White House national security adviser William P. Clark, angered because he had no advance knowledge of the State Department's ill-fated presentation of a captured Nicaraguan soldier to the American press, has ordered an interdepartmental group to make sure such debacles aren't repeated.

Clark sent a terse memo to Cabinet officials reminding them that such matters of public affairs and policy are to be coordinated through an interdepartmental management group and then submitted to the National Security Council for approval.

As a result of Clark's memo, the management group met Tuesday and, in what one participant called "a new spirit of prudence and caution," recommended that the United States undertake no further information campaigns until after the March 28 elections in El Salvador.

But the Reagan administration did announce yesterday that it was going ahead with a plan to create a radio network in the Caribbean to counter Soviet and Cuban propaganda. "We are involved in a war of ideas and of credibility," International Communication Agency Director Charles Z. Wick told the House international operations subcommittee. "Our adversary is the Soviet Union and our weapon is the truth."

The management group on Latin American policy, chaired by Thomas O. Enders, assistant secretary of state for inter-American affairs, met Tuesday to discuss what steps the United States should take in the wake of the State Department press conference.

That session backfired when the captured 19-year-old Nicaraguan soldier, whom the administration was counting on to back claims of Cuban and Nicaraguan intervention in El Salvador, instead recanted his earlier confessions made in El Salvador, said they had been forced from him by torture and death threats, and denounced the U.S.-backed Salvadoran government.

"Our subject was, what do we do now after the 'fiasco'--and that is the only thing you can call it," said one official who attended the meeting. "And what came out of it was that the best thing we can do now is to leave this thing alone until after the election" in El Salvador March 28.

For weeks, the administration had been considering the advisability of making public what officials say is convincing intelligence information showing the extent of Soviet and Cuban involvement in support of the guerrilla forces in El Salvador.

In two recent briefings, the administration sought to get public support for its policy positions. The first was a briefing for reporters at which intelligence officials showed aerial photos of "Soviet-style" training sites in Nicaragua. At the second briefing, for top policy advisers in past administrations, officials revealed much of the intelligence information they have yet to make public.

"Both of those briefings had White House approval," said one senior presidential adviser. "We think they went very well."

But last week's unusual session in which the captured Nicaraguan was presented to the press under the aegis of the State Department was something else. "It was a unilateral decision of State," said one White House official. "It was all done in a big hurry."

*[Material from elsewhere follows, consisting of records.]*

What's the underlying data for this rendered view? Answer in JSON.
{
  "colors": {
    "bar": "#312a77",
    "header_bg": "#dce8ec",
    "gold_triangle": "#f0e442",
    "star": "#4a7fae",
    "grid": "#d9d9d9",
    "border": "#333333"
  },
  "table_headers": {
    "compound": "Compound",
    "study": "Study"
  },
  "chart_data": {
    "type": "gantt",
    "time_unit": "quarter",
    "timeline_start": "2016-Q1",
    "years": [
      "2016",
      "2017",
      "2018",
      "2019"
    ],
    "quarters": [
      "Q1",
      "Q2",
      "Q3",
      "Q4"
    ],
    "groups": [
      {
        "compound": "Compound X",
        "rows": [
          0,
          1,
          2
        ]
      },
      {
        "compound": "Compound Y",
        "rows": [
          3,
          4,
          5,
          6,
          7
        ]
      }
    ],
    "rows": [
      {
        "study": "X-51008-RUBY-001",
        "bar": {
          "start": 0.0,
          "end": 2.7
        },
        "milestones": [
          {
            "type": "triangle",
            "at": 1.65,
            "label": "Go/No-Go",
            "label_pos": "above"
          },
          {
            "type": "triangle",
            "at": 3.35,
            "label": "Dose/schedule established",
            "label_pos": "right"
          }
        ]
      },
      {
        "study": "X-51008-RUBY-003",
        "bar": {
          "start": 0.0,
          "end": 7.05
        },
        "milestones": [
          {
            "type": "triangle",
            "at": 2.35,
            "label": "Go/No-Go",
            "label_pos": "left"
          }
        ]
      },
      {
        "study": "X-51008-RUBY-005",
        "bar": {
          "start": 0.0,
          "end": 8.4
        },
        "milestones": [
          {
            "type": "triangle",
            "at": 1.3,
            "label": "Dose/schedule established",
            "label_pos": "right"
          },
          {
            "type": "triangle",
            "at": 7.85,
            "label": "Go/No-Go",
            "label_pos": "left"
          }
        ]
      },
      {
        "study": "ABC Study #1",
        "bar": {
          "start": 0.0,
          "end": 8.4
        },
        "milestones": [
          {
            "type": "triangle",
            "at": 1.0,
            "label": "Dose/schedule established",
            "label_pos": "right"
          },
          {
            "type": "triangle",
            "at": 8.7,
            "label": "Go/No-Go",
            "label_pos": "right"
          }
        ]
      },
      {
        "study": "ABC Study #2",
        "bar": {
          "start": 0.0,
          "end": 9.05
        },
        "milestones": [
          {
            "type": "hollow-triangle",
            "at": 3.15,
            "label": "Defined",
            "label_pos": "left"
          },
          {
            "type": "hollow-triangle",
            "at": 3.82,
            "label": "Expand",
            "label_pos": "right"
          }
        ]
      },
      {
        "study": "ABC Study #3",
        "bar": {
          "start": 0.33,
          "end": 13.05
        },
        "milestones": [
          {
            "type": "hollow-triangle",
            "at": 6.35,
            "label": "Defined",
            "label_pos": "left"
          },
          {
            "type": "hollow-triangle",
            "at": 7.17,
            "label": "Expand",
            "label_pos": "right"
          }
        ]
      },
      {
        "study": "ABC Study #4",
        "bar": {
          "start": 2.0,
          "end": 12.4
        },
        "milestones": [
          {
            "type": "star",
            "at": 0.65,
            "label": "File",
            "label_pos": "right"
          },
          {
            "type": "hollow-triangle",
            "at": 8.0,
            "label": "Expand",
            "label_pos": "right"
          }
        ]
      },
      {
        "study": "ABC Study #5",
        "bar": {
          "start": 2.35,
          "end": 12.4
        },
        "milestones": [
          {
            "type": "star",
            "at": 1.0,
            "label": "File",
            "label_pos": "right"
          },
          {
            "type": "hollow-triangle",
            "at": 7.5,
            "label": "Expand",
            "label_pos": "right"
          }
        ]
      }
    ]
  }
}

A couple of days before the Nicaraguan's Washington debut, White House communications director David R. Gergen attended a meeting at the State Department in which proposals for such public information efforts were discussed. The Nicaraguan soldier was not mentioned, administration officials say. Nor was the proposal considered by the management group, which consists of officials from the State, Defense, Treasury and Commerce departments, the Central Intelligence Agency, the NSC staff and the White House.

Just before the Nicaraguan was brought before reporters at the State Department, an official there mentioned to one of Gergen's assistants that something was in the works, but provided no further details, according to one White House official.

The first the White House knew of the proposal was from the media reports that followed the Nicaraguan soldier's recanting of his earlier confessions.

"There was much wringing of hands here when the news broke," said one White House official.